Макаренко невольно поднял голову и посмотрел на Лиду.
— Но мы могли бы проложить абсолютно прямой туннель между Москвой и Дальним Востоком, на уровне, скажем, поверхности моря. И это дало бы нам возможность ускорить движение поездов настолько, что поездка к берегам Тихого океана стала бы делом не дней, а часов… Аркадий Михайлович, у вас можно достать физическую карту Советского Союза?
— Пожалуйста, у меня в кабинете.
— Ярослав! — вскричал вдруг Самборский. — Ты прав! Сейчас я принесу карту!
— Зачем? — вмешался Макуха. — Позвольте мне кое-что сказать вам. Можно?
— Пожалуйста, — пожал плечами Довгалюк.
— Я вижу, что предложение Тараса Чутя натолкнуло Ярослава Васильевича на интересную мысль… Я немного знаю местность, на которой нужно прокладывать предложенный вами туннель. Если хотите, могу познакомить вас с тем, что вы собирались разглядывать на карте.
— Ну что ж, пусть так, — решил профессор. — Послушаем географа!
Макуха потер пальцем лоб и начал:
— Вот что пришло мне на ум, когда вы, Ярослав Васильевич, перешли от фантазии к вещам осуществимым.

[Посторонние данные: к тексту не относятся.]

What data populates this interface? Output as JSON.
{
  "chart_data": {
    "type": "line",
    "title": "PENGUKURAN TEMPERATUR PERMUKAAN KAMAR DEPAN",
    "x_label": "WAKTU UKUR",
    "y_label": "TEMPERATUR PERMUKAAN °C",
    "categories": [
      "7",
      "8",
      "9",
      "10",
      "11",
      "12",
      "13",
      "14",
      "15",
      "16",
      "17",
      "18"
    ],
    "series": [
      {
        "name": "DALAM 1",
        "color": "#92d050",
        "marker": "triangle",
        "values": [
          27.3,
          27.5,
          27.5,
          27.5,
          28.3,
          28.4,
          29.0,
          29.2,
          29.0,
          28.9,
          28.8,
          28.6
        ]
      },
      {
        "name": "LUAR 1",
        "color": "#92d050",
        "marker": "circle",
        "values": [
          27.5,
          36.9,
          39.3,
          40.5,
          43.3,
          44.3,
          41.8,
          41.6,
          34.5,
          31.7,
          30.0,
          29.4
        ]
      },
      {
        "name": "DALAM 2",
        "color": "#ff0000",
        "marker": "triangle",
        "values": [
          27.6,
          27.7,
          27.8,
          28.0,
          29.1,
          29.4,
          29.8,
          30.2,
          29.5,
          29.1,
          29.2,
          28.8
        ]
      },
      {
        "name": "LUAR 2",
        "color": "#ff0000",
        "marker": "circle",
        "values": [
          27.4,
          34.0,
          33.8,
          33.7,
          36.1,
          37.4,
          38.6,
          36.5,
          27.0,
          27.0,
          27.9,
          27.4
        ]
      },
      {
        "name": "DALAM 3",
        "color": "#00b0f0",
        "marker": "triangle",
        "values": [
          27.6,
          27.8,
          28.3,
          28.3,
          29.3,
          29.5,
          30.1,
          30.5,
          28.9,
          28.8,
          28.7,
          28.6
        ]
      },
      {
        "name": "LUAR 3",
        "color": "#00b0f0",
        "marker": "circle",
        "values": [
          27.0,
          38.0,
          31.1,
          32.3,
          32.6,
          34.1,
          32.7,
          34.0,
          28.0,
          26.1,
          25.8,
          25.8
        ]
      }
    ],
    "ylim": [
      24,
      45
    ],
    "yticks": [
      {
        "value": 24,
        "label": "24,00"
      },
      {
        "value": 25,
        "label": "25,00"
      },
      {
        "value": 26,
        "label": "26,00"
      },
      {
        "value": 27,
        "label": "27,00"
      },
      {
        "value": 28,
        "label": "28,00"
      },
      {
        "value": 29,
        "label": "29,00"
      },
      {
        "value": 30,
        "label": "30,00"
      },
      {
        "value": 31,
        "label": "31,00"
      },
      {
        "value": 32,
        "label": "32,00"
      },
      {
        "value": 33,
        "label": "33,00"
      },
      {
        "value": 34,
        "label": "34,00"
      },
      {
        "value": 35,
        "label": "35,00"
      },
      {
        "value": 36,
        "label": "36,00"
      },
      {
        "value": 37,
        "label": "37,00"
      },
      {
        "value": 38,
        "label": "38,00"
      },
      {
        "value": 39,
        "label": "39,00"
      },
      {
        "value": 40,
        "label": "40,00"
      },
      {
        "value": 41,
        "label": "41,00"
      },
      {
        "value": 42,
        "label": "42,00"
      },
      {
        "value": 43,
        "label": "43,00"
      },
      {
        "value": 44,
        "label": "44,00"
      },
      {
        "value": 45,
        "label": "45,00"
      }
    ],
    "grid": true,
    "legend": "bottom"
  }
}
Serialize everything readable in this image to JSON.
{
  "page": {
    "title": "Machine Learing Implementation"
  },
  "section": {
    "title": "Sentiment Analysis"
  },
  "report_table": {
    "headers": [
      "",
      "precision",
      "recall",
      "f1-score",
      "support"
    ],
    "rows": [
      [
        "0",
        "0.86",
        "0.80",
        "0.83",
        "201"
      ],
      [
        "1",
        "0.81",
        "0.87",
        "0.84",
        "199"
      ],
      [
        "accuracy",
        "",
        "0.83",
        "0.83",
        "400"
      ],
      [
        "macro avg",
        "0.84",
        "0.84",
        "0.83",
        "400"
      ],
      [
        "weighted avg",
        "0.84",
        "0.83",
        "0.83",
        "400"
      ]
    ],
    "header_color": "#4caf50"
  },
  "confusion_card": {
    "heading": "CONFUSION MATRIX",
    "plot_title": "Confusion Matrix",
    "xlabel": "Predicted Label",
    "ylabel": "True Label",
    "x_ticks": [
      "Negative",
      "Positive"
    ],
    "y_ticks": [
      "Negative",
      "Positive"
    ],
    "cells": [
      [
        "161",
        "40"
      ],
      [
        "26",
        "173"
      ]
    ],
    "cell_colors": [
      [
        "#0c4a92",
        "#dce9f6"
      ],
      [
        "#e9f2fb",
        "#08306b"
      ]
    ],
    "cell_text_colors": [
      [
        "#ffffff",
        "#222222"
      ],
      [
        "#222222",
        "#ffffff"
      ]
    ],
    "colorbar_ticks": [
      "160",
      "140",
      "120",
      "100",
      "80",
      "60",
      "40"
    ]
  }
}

Для вашего глубинного пути я предложил бы пятьдесят шестую параллель. Туннель начнется около Москвы, примерно в Пушкине. Отсюда пятьдесят шестая параллель проходит равниной до Уральских гор. На этом просторе она пересекает реки Оку, Волгу, Вятку, Каму. Высота Уральских гор под пятьдесят шестой параллелью вряд ли больше пятисот метров над уровнем моря. Разве только кое-где. Дальше идет Западно-Сибирская низменность с реками Тоболом, Иртышом и Обью. За Обью встретятся отроги Саянского хребта. Теперь материк начнет значительно повышаться. Перерезав Енисей, Ангару и Лену, пройдем почти мимо северного берега Байкала. Отсюда начинается гористая, малоисследованная местность с хребтами Станового водораздела. Она тянется до самого Охотского моря. Высота этих гор не больше двух тысяч метров над уровнем моря. Наш путь заканчивается на берегу Охотского моря, немного на север от Шантарских островов. От Владивостока это будет больше чем тысяча километров, а от Николаевска-на-Амуре — километров триста — четыреста. Таким образом, мы обойдем стороной глубоководный Байкал и пройдем по местности, где вечная мерзлота останется над нашим туннелем, а землетрясения наблюдаются чрезвычайно редко и несильные.
— Чудесно! — заявил Шелемеха. — Этот туннель не только свяжет самым коротким и сверхскорым путем — если не считать авиацию — Европейскую часть Советского Союза с Дальним Востоком, но также оживит безлюдное побережье Охотского моря.
Макаренко молчал. Он что-то обдумывал.
— Нужно, разумеется, все точно подсчитать, — сказал он наконец. Дайте мне на это два дня.
Видно было, что инженеру трудно сосредоточиться. Что-то его тревожило, и мне казалось, что этим «что-то» было присутствие Лиды.
Гости Аркадия Михайловича поговорили еще немного. Наконец, видимо устав, все решили, что на протяжении ближайших дней каждый обдумает проект Тараса Чутя и то главное, что из проекта возникло, а инженеры и физики сделают, кроме того, необходимые расчеты. Потом, на внеочередном «вечере фантазии», все это снова станет темой дискуссии.
— Только прошу журналистов пока не спешить с писанием и даже с разговорами, — сказал профессор, — а то еще попадем в юмористический журнал.
— Понимаю, — ответил я профессору. — Обещаю молчать.
— Очень рад, что меня понимают, — засмеялся профессор.
Короткая летняя ночь уже кончалась, когда мы выходили из квартиры профессора Довгалюка.